Rabbi Steinsaltz responded:
What is the problem? It is really a double or triple problem.
One of the big problems is historical. Most of the people you have encountered are relics. They really live in the past when anything about spirituality was some kind of a taboo.
In a strange way we are still living 19th century Judaism. And 19th century Judaism was in an age that was completely rationalistic. It was a whole rationalistic world in which the highest spiritual move was perhaps some kind of charitable feeling to others, and you didn’t even overdo that.
So because of this historical burden, some people are, in a certain way, afraid of anything that has to do with spirituality.

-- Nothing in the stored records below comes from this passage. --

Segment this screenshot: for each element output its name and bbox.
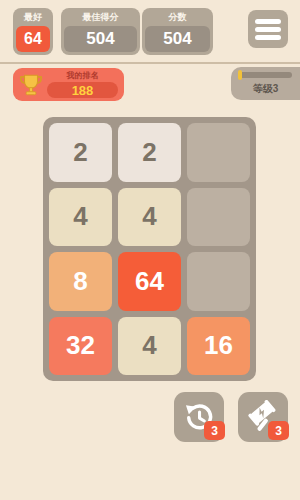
trophy-icon <box>18 72 44 98</box>
level-progress-bar <box>239 72 292 78</box>
tile-8-r3c1: 8 <box>49 252 112 311</box>
best-score-label: 最佳得分 <box>83 12 119 23</box>
tile-2-r1c2: 2 <box>118 123 181 182</box>
hamburger-icon <box>255 19 281 24</box>
empty-cell-r1c3 <box>187 123 250 182</box>
scorebox-best-score: 最佳得分 504 <box>61 8 140 55</box>
tile-4-r4c2: 4 <box>118 317 181 376</box>
level-label: 等级3 <box>239 82 292 96</box>
empty-cell-r2c3 <box>187 188 250 247</box>
tile-4-r2c2: 4 <box>118 188 181 247</box>
scorebox-score: 分数 504 <box>142 8 213 55</box>
score-label: 分数 <box>169 12 187 23</box>
rank-value: 188 <box>47 82 118 98</box>
best-score-value: 504 <box>64 26 137 52</box>
best-label: 最好 <box>24 12 42 23</box>
level-progress-fill <box>238 70 242 80</box>
level-badge[interactable]: 等级3 <box>231 67 300 100</box>
rank-label: 我的排名 <box>67 71 99 80</box>
undo-button[interactable]: 3 <box>174 392 224 442</box>
tile-4-r2c1: 4 <box>49 188 112 247</box>
hammer-count-badge: 3 <box>268 421 289 440</box>
header-divider <box>0 62 300 64</box>
undo-count-badge: 3 <box>204 421 225 440</box>
tile-2-r1c1: 2 <box>49 123 112 182</box>
empty-cell-r3c3 <box>187 252 250 311</box>
hammer-button[interactable]: 3 <box>238 392 288 442</box>
tile-64-r3c2: 64 <box>118 252 181 311</box>
scorebox-best: 最好 64 <box>13 8 53 55</box>
menu-button[interactable] <box>248 10 288 48</box>
score-value: 504 <box>145 26 210 52</box>
tile-16-r4c3: 16 <box>187 317 250 376</box>
best-value: 64 <box>16 26 50 52</box>
board[interactable]: 224486432416 <box>43 117 256 381</box>
tile-32-r4c1: 32 <box>49 317 112 376</box>
rank-badge[interactable]: 我的排名 188 <box>13 68 124 101</box>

In our times there is a growing and a widespread fake Jewish Spirituality that is perhaps as dangerous as anything that can happen.
You have things that seem to be spiritual but are somewhere between confidence games and magic tricks.
All of these things are making people, and some honest people, turn away from the experience of anything to do with spirituality.
That is the reason why when a seeker or searcher somehow finds his way to a Jewish prayer place, he or she usually finds it dry, boring, and unappealing, especially if the seeker has any kind of a spiritual tendency– which in some way most people do have.
Now, the fact is that there is a very old and very rich Jewish spirituality, as ancient as anything else.
I am speaking about very clear-cut and very public forms that appeared not just in the last century, but have been a part of Jewish life for as long as we know about Jewish life.
It is not a matter of esoteric corners of Judaism.
There is an attempt by so many people to take out the spiritual part and to leave the sometimes-practical message and sometimes no message whatsoever in order to make it fit within some preconceived notion of what Judaism is.